What Happens When We Die?
3 comments:
Geez, dude, lots of links here. Had to work to get to these comments ;)
Hehe :)
I really like that Christmas lights analogy. It just doesn't feel right to me somehow that it is simply the egoic part of me that desires continuation in some sort of power thing. It feels like my spirit which goes on, the me that is left if you took away everything else.
I feel like we have just tipped the iceberg in terms of him in us and him in the father and us in him and on and on round and round deliciously. I feel like we don't comprehend what that will play out into in the next world or whatever, but I just CAN'T hold with the notion that I am absorbed into the blob. It seems so bloody pointless! (Especially with the suffering that goes on in this life. God would be a right pain in the arse if that was what was to happen, heh ;)
Sue said:
I really like that Christmas lights analogy. It just doesn't feel right to me somehow that it is simply the egoic part of me that desires continuation in some sort of power thing. It feels like my spirit which goes on, the me that is left if you took away everything else.
And Cindi finally got around to replying:
I thought I replied to this already...not so I see...so I am replying this morning...with the last couple minutes I have until I get in the shower.

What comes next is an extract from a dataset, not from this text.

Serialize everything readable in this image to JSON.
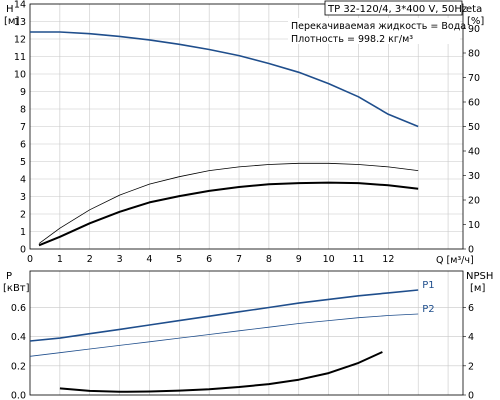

I was reading in John the other day, spurred on my something that piqued my interest in the sermon that was preached Sunday. It occurred to me that the Christmas lights analogy is just a more modern version of the branch and the vine talked about in scripture. Apart from me you can do nothing. The vine separated from the branch becomes pretty useless. The string of Christmas lights separated from the wire (plugged into the outlet, of course) are pretty useless too.
Cindi.....
Ahh, much nicer analogy. I would rather be a branch, attached to a grapevine than a plastic globe in a string of lights :)
I've been thinking about the vine and branches thing a bit lately too. Nice.